Quick note: These rules only apply if your car was originally made without seat belts. So if they’ve been taken out since the car wa originally made, the normal rules still apply!
When did seatbelts become mandatory?
The law requiring all drivers to wear their seatbelts came into force on 31 January 1983. It was legally required for all new cars sold in the UK to have seat belts from 1987. 1989 is when it was legally required for children in backseats to wear seat belts. Finally, seatbelts became mandatory for all adults in cars, including those in the back seats, in 1991.
What about children — do they have to wear seatbelts?
Children typically need to wear car seats or booster seats until they reach either 12 years old or 135cm tall, whichever comes first.
There are both height-based and weight-based seats available. Approved height-based car seats are marked ‘E’ and ‘R129’. Approved weight-based seats are marked ‘E’ and ‘ECE R44.’
For weight-based seats, there are 5 groups to choose from, ranging from 0-10kg for newborns and 22-36kg for older children. Groups 0 and 0+ are only rear-facing for children weighing between 0-13kg.
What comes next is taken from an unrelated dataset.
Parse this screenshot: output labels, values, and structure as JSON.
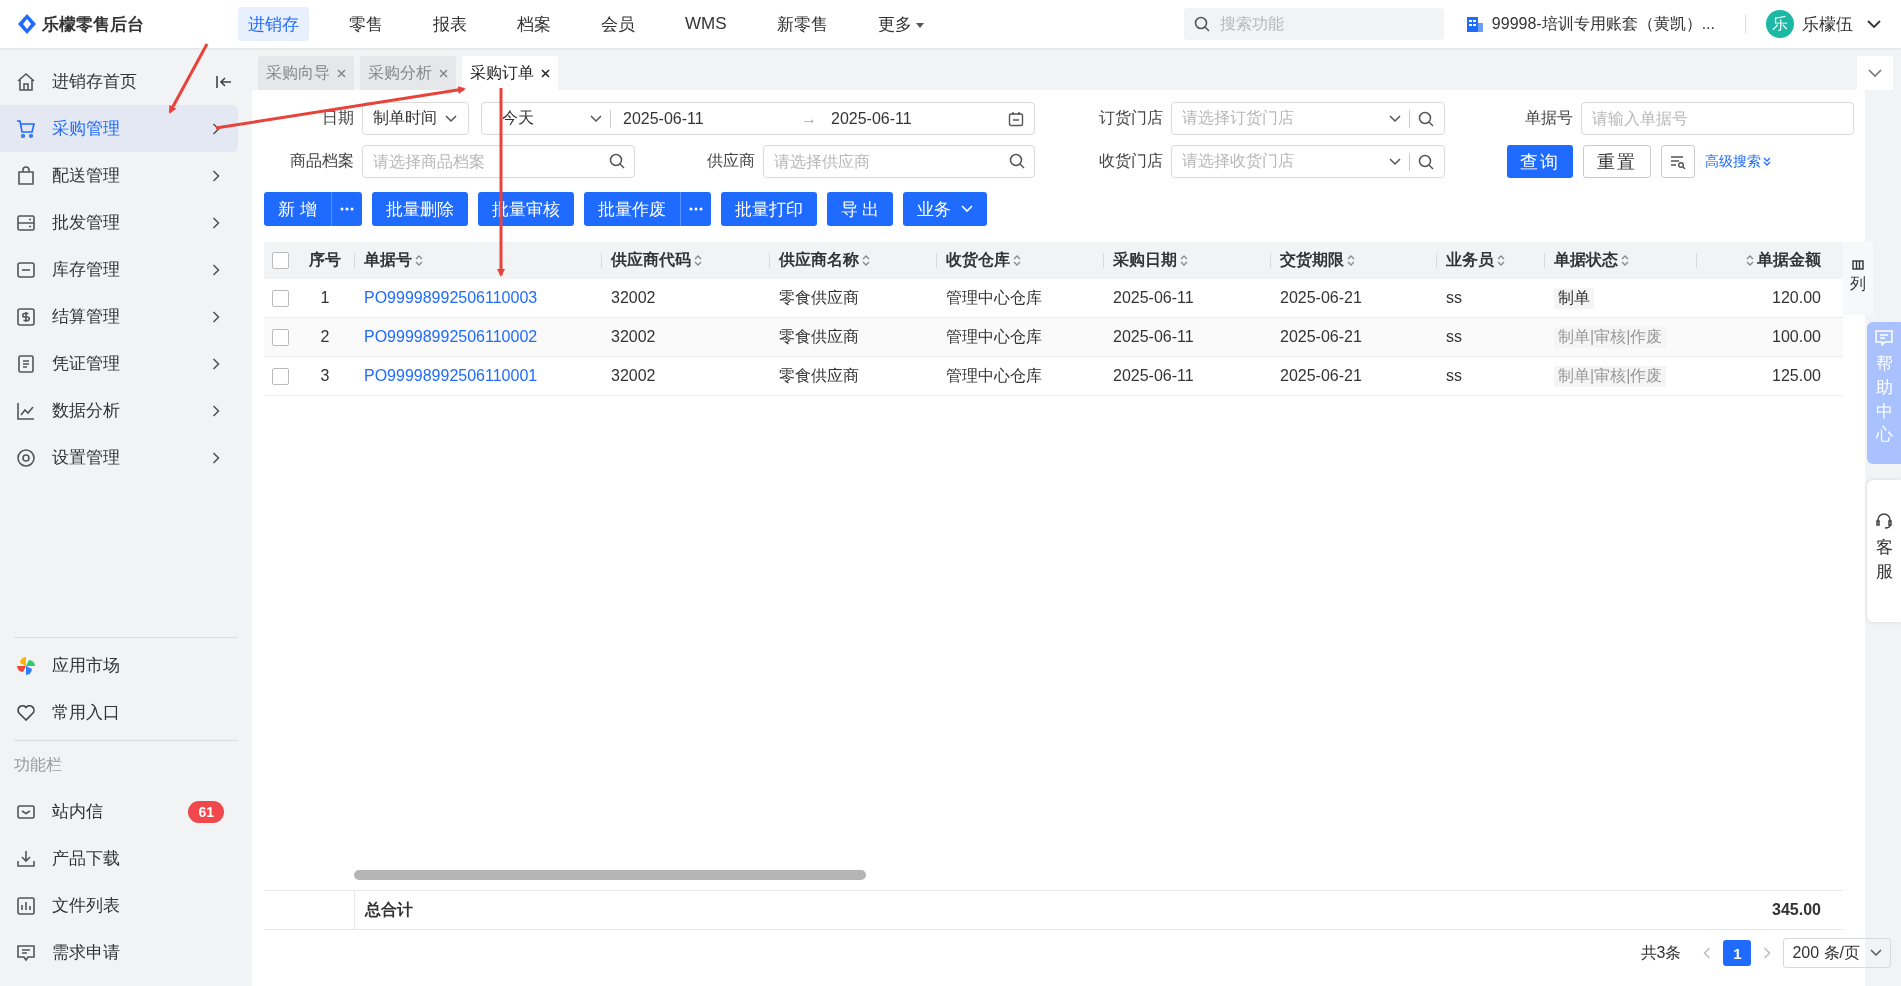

As well as using an approved car seat, it should also be fitted properly, with a diagonal strap.
There are a few conditions where children can travel without a car seat, in situations where the vehicle doesn’t have one. In those cases, the child would need to be older than 3 and travel in the back seat. Rather than using a car seat, they’re required to use an adult seatbelt.
If they’re under 3 and all other conditions apply, they can travel without a seat belt. If there isn’t room for a third car seat, children under 3 must be in a child car seat, and can travel in the front seat if required — children over 3 can sit in the back with an adult belt.
Children also include those of the furry variety — even pets and other animals should be secured in and safe in a single spot so they aren’t a distraction while you’re driving.
A few final thoughts…
Seatbelts are generally not the best thing to leave off when you head out for the day; if they are unworkable for you though, know there is an option to speak to a doctor about it. Otherwise, you could face fines at best, and a crash at worst. Honestly, it’s usually best to think of it almost like a kind of Car Insurance, you’re protecting yourself, similar to the way it’s best to keep on top of home maintenance to keep your home protected, in addition to your official Home Insurance policy. It’s a good idea to take the law to heart on this one, and try to get in the habit of wearing a seat belt.
Urban Jungle is not a financial advisor and information in this article should not be taken as advice or recommendation.